Friday, June 1, 2012

Do you know any of us?

Can you guess which one of these people below has a mental disorder?  I bet you can't.

Any of them look crazy, "touched in the head," nuts, psycho, a few fries short of a happy meal?  The answer is, my friends, every single one of those pictured above deals with some form or fashion of a mental disorder on a daily basis. (Most of those pictured above suffer from bi-polar disorder.)  Some are celebrities, and others are people who could walk by you on the street on any given day of the week.  If we didn't tell you, none of you would know that we are all affected by something we didn't ask for, something we can't control, and something we are extremely scared to divulge to anyone.

Think about it, if someone you knew or loved told you they were schizophrenic, or if they had autism, or they were bi-polar, what would be the first thought running through your head?  Would you accept them for who they are without question or reservation, or would you treat them any differently?  Would that be something *you* could control?  What about how you would feel?  At first blush, would you feel anxious, scared, guilty, ashamed?

Thousands of people, everyday, are diagnosed with a mental illness.  And the numbers continue to grow.  Autism affects 1 in 88 children, of those 1 in 54 are boys.  Approximately 20.9 million American adults, or about 9.5 percent of the U.S. population age 18 and older in a given year, have a mood disorder.  And for the most part, no one really knows who we are.  We're too afraid to tell anyone for fear of being treated unfairly, differently, or ostracized because "we don't belong," "we're different."  Many people fail to seek help because they fear being labeled as crazy, dangerous, unreliable, or even contagious.

Now, there are those of us who are different in the fact that we've decided to face this disease head-on (of course the pun is intended!  Come on, now.  Wouldn't be me if it wasn't.), and we are fighting to end the discrimination and stigma of having a mental illness as well as fighting this affliction on a daily basis.  I really love the billboard picture on the website  "Imagine if you got blamed for having cancer." 

It's not like I asked to have this stuff running through my head.  It's not like my friend's son had the conscious thought at two years old to be unable to communicate with other people like everyone else who's "normal." Another friend of mine sure as hell didn't need or want to be diagnosed with ADD, but guess what?  We got it, and we are doing our damnedest not to let it keep us from living our lives, like "normal" people.
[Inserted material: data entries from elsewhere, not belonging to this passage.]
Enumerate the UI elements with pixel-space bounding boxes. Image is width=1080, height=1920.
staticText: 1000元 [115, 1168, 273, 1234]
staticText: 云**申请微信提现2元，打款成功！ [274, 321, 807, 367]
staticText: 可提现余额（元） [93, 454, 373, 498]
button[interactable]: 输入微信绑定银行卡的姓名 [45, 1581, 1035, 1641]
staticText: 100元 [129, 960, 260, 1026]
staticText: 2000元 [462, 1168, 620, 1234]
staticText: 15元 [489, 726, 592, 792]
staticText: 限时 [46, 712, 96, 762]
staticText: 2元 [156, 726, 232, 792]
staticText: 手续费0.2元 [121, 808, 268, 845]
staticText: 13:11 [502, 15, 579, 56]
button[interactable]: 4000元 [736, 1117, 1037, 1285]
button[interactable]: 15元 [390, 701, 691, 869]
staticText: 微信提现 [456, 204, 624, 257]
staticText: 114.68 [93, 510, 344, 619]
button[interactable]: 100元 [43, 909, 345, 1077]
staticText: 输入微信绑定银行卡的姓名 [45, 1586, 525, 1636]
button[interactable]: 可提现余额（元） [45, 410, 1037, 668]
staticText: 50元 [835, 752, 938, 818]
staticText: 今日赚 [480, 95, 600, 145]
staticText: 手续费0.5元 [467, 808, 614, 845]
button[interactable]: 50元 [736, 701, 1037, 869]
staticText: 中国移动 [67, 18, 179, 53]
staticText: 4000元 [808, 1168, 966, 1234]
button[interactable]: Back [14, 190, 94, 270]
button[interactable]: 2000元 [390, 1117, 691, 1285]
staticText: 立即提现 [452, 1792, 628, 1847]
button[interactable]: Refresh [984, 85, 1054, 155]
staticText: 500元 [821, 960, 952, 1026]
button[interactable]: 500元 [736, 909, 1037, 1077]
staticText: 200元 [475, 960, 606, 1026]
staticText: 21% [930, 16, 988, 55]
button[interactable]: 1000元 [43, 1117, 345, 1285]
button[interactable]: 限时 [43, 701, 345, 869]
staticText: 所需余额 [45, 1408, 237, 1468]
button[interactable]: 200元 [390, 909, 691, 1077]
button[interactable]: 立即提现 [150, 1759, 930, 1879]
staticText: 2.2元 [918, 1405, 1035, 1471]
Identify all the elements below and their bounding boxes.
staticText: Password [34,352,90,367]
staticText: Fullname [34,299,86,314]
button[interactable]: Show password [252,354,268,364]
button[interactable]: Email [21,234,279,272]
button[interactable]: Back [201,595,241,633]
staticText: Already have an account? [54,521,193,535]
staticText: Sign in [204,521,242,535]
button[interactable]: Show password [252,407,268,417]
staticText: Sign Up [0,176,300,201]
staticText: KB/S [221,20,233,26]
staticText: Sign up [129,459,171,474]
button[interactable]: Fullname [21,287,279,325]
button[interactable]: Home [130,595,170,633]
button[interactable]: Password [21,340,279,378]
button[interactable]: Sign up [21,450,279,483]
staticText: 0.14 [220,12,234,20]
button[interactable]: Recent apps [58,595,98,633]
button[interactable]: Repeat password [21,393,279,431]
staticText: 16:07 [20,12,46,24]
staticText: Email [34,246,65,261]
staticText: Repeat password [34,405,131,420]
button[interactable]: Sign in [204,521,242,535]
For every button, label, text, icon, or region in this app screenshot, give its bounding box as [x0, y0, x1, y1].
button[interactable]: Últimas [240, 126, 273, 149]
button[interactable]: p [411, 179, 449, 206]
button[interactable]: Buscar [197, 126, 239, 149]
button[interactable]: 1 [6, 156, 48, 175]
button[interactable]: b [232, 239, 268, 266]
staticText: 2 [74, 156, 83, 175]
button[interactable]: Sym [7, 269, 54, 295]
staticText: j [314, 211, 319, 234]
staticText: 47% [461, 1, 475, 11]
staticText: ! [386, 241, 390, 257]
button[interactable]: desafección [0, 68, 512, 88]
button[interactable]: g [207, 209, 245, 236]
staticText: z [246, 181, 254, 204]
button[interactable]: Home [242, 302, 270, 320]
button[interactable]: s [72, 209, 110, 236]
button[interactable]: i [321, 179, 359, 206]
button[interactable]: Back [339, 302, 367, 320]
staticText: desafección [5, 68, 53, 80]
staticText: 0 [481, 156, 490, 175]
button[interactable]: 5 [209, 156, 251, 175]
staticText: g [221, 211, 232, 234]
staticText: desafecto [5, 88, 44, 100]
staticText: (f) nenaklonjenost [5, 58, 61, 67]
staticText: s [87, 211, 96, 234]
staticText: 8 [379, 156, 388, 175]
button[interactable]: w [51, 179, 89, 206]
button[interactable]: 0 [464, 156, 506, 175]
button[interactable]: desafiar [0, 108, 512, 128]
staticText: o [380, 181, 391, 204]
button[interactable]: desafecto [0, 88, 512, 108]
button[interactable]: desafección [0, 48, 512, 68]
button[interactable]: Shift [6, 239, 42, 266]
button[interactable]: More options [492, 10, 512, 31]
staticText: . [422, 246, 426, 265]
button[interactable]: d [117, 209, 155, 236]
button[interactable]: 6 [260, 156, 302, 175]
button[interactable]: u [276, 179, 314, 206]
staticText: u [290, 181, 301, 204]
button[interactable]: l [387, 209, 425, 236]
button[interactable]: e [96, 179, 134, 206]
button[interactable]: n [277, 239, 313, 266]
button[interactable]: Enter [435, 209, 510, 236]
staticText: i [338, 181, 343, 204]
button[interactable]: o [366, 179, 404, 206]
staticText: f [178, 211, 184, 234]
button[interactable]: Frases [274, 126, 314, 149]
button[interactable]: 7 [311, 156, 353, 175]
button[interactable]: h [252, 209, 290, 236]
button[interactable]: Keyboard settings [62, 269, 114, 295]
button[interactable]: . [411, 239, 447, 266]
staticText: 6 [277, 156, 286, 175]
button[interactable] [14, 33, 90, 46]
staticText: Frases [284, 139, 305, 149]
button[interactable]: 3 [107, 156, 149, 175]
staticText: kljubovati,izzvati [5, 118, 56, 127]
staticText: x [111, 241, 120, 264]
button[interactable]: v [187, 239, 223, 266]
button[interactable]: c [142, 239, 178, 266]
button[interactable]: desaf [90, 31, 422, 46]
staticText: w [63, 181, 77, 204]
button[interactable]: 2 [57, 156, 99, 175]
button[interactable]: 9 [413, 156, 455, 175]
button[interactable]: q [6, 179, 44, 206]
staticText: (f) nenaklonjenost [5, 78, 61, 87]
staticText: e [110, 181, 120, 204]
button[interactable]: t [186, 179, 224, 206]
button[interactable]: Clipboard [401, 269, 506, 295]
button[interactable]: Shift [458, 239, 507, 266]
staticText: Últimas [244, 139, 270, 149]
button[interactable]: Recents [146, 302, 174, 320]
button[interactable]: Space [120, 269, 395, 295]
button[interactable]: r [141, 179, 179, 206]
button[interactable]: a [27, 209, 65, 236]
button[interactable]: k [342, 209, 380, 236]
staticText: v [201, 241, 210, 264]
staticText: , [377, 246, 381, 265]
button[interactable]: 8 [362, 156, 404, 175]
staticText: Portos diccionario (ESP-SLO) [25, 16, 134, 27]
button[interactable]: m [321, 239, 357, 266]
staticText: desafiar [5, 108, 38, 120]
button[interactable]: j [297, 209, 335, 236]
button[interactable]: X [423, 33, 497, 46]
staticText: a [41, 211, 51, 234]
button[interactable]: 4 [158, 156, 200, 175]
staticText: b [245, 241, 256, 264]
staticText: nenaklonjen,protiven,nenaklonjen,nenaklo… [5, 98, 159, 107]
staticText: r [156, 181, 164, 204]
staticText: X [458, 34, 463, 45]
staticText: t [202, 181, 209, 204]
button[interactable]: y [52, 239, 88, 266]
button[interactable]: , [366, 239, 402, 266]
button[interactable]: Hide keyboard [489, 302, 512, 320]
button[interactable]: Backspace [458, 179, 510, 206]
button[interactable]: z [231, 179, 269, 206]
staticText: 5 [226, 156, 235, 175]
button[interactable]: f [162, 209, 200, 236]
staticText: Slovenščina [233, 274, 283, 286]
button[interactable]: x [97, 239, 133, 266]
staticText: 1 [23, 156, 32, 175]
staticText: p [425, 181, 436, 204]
Research has proven that although some mental illnesses are hereditary, they are NOT classified as being "contagious" to others.  "Normal people" make wild accusations about us, they call us names, they try to tell us to get over it, that we're lazy, unreliable, all because they're afraid.

Well, damn it, don't you think we're afraid too?  We're afraid of being treated like social lepers; we're afraid of being discriminated against; we're so very tired of people who think they know better than we (or our doctors) do and try to tell us what to do or how to deal with our disease.

So to combat this, I say, YOU are uneducated.  Excuse my French, but really, you don't know a damned thing.  But unlike you, I will do something YOU won't.  I'm going to help you.  I'm going to help educate you.  First, do us all a favor, don't challenge my diagnosis.  It's taken my doctors years in order to get me just to this point.  And it's only now, within the last 6 months, that I've been getting the right kind of help.

Second, and this may be a shock to some of you naysayers out there, but, treat us the way YOU want to be treated.  Kindness, compassion, empathy, understanding; all of those go a long way with someone who has a mental illness.  You know, it's that whole "golden rule" unto should know the rest by now.

Third, if you don't know or understand, ASK!  OR, go look it up!!  MANY websites on mental illness offer free downloadable brochures on mental illness, the early warning signs, and what you can do to help that person you know what their affliction.  The National Foundation for Autism Research has a brilliant website you can view that will tell you so much about autism, you'll learn more than you ever thought you could.

Look, when it comes down to it, folks, the plain and simple truth is: we're sick.  And for most of us, there is no cure.  We all want to be treated the way you would want to be treated.  Like a human being. 

Thanks for reading. And thank you all for your support.

And a very special thanks to Catherine Skwarkowski Meza for her contributions to this post.